Thoroughly test your code using the test driver and Valgrind. You may find it convenient to build a file containing a series of commands to execute, then use this file to test your program without having to type in commands over and over. Execute

   ./testSymbol size < testFile
The < operator in this context means that the contents of testFile are going to be redirected to the stdin stream of the program.
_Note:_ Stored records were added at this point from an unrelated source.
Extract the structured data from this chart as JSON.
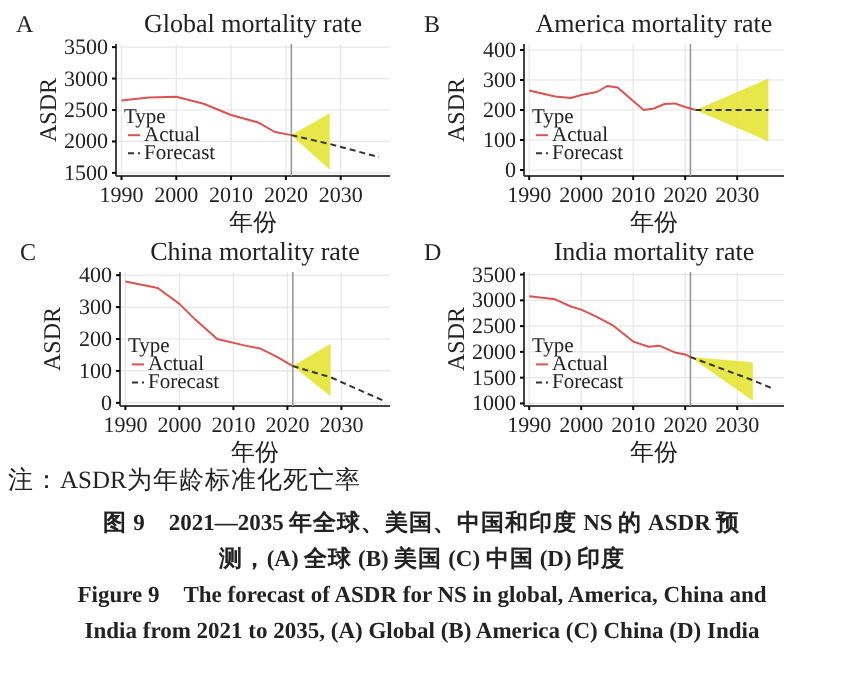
{
  "chart_data": [
    {
      "type": "line",
      "title": "Global mortality rate",
      "annotations": [
        "A"
      ],
      "xlabel": "年份",
      "ylabel": "ASDR",
      "legend_title": "Type",
      "legend": "left",
      "grid": true,
      "xlim": [
        1989,
        2039
      ],
      "xticks": [
        1990,
        2000,
        2010,
        2020,
        2030
      ],
      "ylim": [
        1450,
        3550
      ],
      "yticks": [
        1500,
        2000,
        2500,
        3000,
        3500
      ],
      "ref_lines": [
        {
          "axis": "x",
          "value": 2021,
          "color": "#999999"
        }
      ],
      "series": [
        {
          "name": "Actual",
          "color": "#d9534f",
          "line_style": "solid",
          "x": [
            1990,
            1995,
            2000,
            2005,
            2010,
            2015,
            2018,
            2021
          ],
          "values": [
            2650,
            2700,
            2710,
            2600,
            2420,
            2300,
            2150,
            2100
          ]
        },
        {
          "name": "Forecast",
          "color": "#333333",
          "line_style": "dashed",
          "x": [
            2021,
            2028,
            2037
          ],
          "values": [
            2100,
            1960,
            1750
          ],
          "lower": [
            2100,
            1550,
            null
          ],
          "upper": [
            2100,
            2450,
            null
          ]
        }
      ]
    },
    {
      "type": "line",
      "title": "America mortality rate",
      "annotations": [
        "B"
      ],
      "xlabel": "年份",
      "ylabel": "ASDR",
      "legend_title": "Type",
      "legend": "left",
      "grid": true,
      "xlim": [
        1989,
        2039
      ],
      "xticks": [
        1990,
        2000,
        2010,
        2020,
        2030
      ],
      "ylim": [
        -20,
        420
      ],
      "yticks": [
        0,
        100,
        200,
        300,
        400
      ],
      "ref_lines": [
        {
          "axis": "x",
          "value": 2021,
          "color": "#999999"
        }
      ],
      "series": [
        {
          "name": "Actual",
          "color": "#d9534f",
          "line_style": "solid",
          "x": [
            1990,
            1995,
            1998,
            2000,
            2003,
            2005,
            2007,
            2010,
            2012,
            2014,
            2016,
            2018,
            2020,
            2022
          ],
          "values": [
            265,
            245,
            240,
            250,
            260,
            280,
            275,
            230,
            200,
            205,
            220,
            222,
            210,
            200
          ]
        },
        {
          "name": "Forecast",
          "color": "#333333",
          "line_style": "dashed",
          "x": [
            2022,
            2036
          ],
          "values": [
            200,
            200
          ],
          "lower": [
            200,
            95
          ],
          "upper": [
            200,
            305
          ]
        }
      ]
    },
    {
      "type": "line",
      "title": "China mortality rate",
      "annotations": [
        "C"
      ],
      "xlabel": "年份",
      "ylabel": "ASDR",
      "legend_title": "Type",
      "legend": "left",
      "grid": true,
      "xlim": [
        1989,
        2039
      ],
      "xticks": [
        1990,
        2000,
        2010,
        2020,
        2030
      ],
      "ylim": [
        -10,
        410
      ],
      "yticks": [
        0,
        100,
        200,
        300,
        400
      ],
      "ref_lines": [
        {
          "axis": "x",
          "value": 2021,
          "color": "#999999"
        }
      ],
      "series": [
        {
          "name": "Actual",
          "color": "#d9534f",
          "line_style": "solid",
          "x": [
            1990,
            1996,
            2000,
            2003,
            2007,
            2012,
            2015,
            2018,
            2021
          ],
          "values": [
            380,
            360,
            310,
            260,
            200,
            180,
            170,
            145,
            115
          ]
        },
        {
          "name": "Forecast",
          "color": "#333333",
          "line_style": "dashed",
          "x": [
            2021,
            2028,
            2038
          ],
          "values": [
            115,
            80,
            5
          ],
          "lower": [
            115,
            20,
            null
          ],
          "upper": [
            115,
            185,
            null
          ]
        }
      ]
    },
    {
      "type": "line",
      "title": "India mortality rate",
      "annotations": [
        "D",
        "注：ASDR为年龄标准化死亡率",
        "图 9　2021—2035 年全球、美国、中国和印度 NS 的 ASDR 预",
        "测，(A) 全球 (B) 美国 (C) 中国 (D) 印度",
        "Figure 9　The forecast of ASDR for NS in global, America, China and",
        "India from 2021 to 2035, (A) Global (B) America (C) China (D) India"
      ],
      "xlabel": "年份",
      "ylabel": "ASDR",
      "legend_title": "Type",
      "legend": "left",
      "grid": true,
      "xlim": [
        1989,
        2039
      ],
      "xticks": [
        1990,
        2000,
        2010,
        2020,
        2030
      ],
      "ylim": [
        950,
        3550
      ],
      "yticks": [
        1000,
        1500,
        2000,
        2500,
        3000,
        3500
      ],
      "ref_lines": [
        {
          "axis": "x",
          "value": 2021,
          "color": "#999999"
        }
      ],
      "series": [
        {
          "name": "Actual",
          "color": "#d9534f",
          "line_style": "solid",
          "x": [
            1990,
            1995,
            1998,
            2000,
            2003,
            2006,
            2010,
            2013,
            2015,
            2018,
            2020,
            2021
          ],
          "values": [
            3080,
            3020,
            2880,
            2820,
            2680,
            2520,
            2200,
            2100,
            2120,
            1990,
            1950,
            1900
          ]
        },
        {
          "name": "Forecast",
          "color": "#333333",
          "line_style": "dashed",
          "x": [
            2021,
            2033,
            2037
          ],
          "values": [
            1900,
            1450,
            1280
          ],
          "lower": [
            1900,
            1050,
            null
          ],
          "upper": [
            1900,
            1800,
            null
          ]
        }
      ]
    }
  ]
}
You are effectively automating user input.


Grading Criteria

Part A

Preliminary testing (15 points):

Final testing (additional 35 points):

Part B

In part B, we will re-test part A. Hence, the total number of points for P4 is 150: 50 for part A which was due on 2/14, 50 for the re-test of part A, and 50 for the part B functions.

Preliminary testing (27 points):

Final testing (additional 73 points): Extra credit (additional 10 points):

Final testing includes all preliminary testing.


Checking in Your Code

You will submit the single file symbol.c in the Checkin tab of the course web page.